# New life, new instrument, new style, new music



## Origins (Mar 25, 2014)

Hey guys,

It's been a while since the last time I posted on this forum.
So much has happened!
I moved to the US a year ago, sold all my gear, including my 7 string. 
I bought a brand new Taylor and decided to go acoustic all the way.
I use a lot of different open tunings and sometimes a song even comes out of it.

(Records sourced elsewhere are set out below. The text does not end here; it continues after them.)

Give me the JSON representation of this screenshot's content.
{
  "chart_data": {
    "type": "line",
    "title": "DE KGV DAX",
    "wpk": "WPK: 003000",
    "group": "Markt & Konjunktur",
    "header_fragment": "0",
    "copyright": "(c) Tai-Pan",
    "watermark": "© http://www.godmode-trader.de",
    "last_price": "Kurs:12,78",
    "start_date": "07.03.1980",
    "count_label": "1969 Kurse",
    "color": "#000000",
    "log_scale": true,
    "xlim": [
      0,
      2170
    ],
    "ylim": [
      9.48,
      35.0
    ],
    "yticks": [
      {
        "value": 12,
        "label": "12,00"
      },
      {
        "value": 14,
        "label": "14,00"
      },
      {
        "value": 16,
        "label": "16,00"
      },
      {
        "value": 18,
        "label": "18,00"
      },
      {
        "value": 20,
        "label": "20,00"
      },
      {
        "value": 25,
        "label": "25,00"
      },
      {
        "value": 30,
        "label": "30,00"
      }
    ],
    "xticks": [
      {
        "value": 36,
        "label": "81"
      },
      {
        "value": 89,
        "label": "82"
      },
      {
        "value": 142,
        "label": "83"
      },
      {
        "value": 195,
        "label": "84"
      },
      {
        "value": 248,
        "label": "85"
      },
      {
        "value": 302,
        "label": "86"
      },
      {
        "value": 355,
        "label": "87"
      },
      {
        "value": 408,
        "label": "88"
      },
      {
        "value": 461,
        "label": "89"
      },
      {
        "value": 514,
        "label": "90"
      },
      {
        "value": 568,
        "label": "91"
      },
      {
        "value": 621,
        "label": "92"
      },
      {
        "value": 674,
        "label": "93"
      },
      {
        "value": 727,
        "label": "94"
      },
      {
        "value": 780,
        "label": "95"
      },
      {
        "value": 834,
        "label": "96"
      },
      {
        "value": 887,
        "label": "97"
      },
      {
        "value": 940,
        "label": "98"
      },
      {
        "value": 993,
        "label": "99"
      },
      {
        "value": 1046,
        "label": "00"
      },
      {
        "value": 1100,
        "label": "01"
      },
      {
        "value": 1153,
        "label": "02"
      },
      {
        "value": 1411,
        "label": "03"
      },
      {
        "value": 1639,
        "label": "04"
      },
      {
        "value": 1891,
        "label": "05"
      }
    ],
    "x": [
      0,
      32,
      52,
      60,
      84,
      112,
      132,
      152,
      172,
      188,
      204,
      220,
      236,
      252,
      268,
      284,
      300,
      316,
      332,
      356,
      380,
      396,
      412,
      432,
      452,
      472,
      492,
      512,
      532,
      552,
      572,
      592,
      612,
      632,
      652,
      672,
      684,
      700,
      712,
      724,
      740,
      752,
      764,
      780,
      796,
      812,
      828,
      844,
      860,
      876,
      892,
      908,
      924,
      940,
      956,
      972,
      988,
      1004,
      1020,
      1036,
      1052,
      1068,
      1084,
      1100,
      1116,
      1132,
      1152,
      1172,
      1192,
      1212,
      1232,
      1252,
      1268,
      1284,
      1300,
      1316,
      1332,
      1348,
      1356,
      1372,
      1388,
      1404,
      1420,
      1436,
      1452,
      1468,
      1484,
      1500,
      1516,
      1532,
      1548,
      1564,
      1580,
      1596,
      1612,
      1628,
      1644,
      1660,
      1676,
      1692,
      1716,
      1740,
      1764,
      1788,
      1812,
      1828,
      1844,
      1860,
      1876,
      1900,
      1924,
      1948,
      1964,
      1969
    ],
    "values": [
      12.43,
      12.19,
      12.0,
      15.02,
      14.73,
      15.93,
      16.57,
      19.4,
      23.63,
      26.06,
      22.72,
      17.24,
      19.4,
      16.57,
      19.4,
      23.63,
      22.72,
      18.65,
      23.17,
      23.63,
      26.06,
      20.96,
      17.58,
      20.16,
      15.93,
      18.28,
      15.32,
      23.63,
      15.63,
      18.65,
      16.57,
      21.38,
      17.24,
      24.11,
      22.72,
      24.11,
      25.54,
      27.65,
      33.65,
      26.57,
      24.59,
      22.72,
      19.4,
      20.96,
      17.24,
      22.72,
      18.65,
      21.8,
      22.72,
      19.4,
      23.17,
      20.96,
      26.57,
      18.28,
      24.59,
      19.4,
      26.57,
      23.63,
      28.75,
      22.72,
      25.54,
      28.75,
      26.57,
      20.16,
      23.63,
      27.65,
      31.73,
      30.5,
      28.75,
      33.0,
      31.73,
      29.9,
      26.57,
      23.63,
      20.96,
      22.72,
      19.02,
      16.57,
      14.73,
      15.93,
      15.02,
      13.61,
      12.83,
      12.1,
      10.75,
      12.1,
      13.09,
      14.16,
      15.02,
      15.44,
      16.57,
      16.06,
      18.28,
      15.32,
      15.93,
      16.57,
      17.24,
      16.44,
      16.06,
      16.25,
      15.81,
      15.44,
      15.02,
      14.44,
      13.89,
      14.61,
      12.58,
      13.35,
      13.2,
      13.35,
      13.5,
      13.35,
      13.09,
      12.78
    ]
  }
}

So here is the page where you can check out my new stuff, I hope to update it regularly with fresh ideas:

Alternative Tuning Into Life

Thanks for listening, much appreciated!


----------



## FrankDeets (Nov 14, 2014)

cool stuff


----------



## Splenetic (Nov 15, 2014)

Some beautiful tunes man. Totally made me chill back and reflect on my life.


----------



## kamello (Nov 15, 2014)

thanks for the tunes


----------



## tmfrank (Nov 15, 2014)

Hey man!

Killer job on this. Perfect timing on the posting too, I'm going through the almost exact same situation that you are. I've switched from session band type guy to a singer songwriter, and I've never felt so liberated. Glad to hear it's working for you too!


----------



## Luna Lee (Nov 19, 2014)

FRESH
Love your tunes (A touch of well being is my favorite).
Also since you said that your using alternate turnings, a fun tuning is FACGCE or FAEGCE (low to high).


----------



## Rizzo (Nov 26, 2014)

Beautiful, man! Inspiring background as well.
I think I'll feature your website on my blog's page


----------



## Origins (Mar 26, 2015)

Got a new song on! Enjoy!


----------



## shadowlife (Mar 28, 2015)

I went through a phase a few years ago where i only played acoustic for a couple of years. I mostly concentrated on lute and classical pieces.
But the siren's call of a distorted electric guitar lured me back to the dark side 

I like your tunes, especially Down The Aisle.


----------



## GunnarJames (Mar 28, 2015)

Sounds really good! 

What guitar are you using? It looks like a Taylor with Ovangkol in the pictures, who knows if that's even the guitar you used in the recordings though. Whatever it is, it records really well.


----------



## Adam Of Angels (Mar 28, 2015)

Excellent stuff, man. I can appreciate this - while I'm not gearing toward acoustic only, I'm backing away from rock and metal in favor of clean music. Great melodic sense in this stuff.


----------



## demorior (Mar 29, 2015)

man, that take a breath song is absolutely gorgeous.
if you ever tab it out shoot me a pm!

love stuff like this.


----------



## Camer138 (Apr 28, 2015)

Great song and well played! I also just took a turn in my life around the same time I took a new direction in music, funny how that works..


----------



## vansinn (Apr 28, 2015)

Yeah, I remember you wrote about going all acoustics.
Not at all a bad choice; some neat stuff you've done there.
I'm especially very much in love with Take A Breath  - at times it like there's a bit of Vicky Genfan in it.
Duly bookmarked - and when will a CD be available?


----------



## vansinn (May 22, 2015)

Man, I can't help posting again; dunno how many times I've been listening to Take a Breath..
It's just such a soothing song, totally love it


----------



## jerm (May 22, 2015)

Following. Awesome stuff man!


----------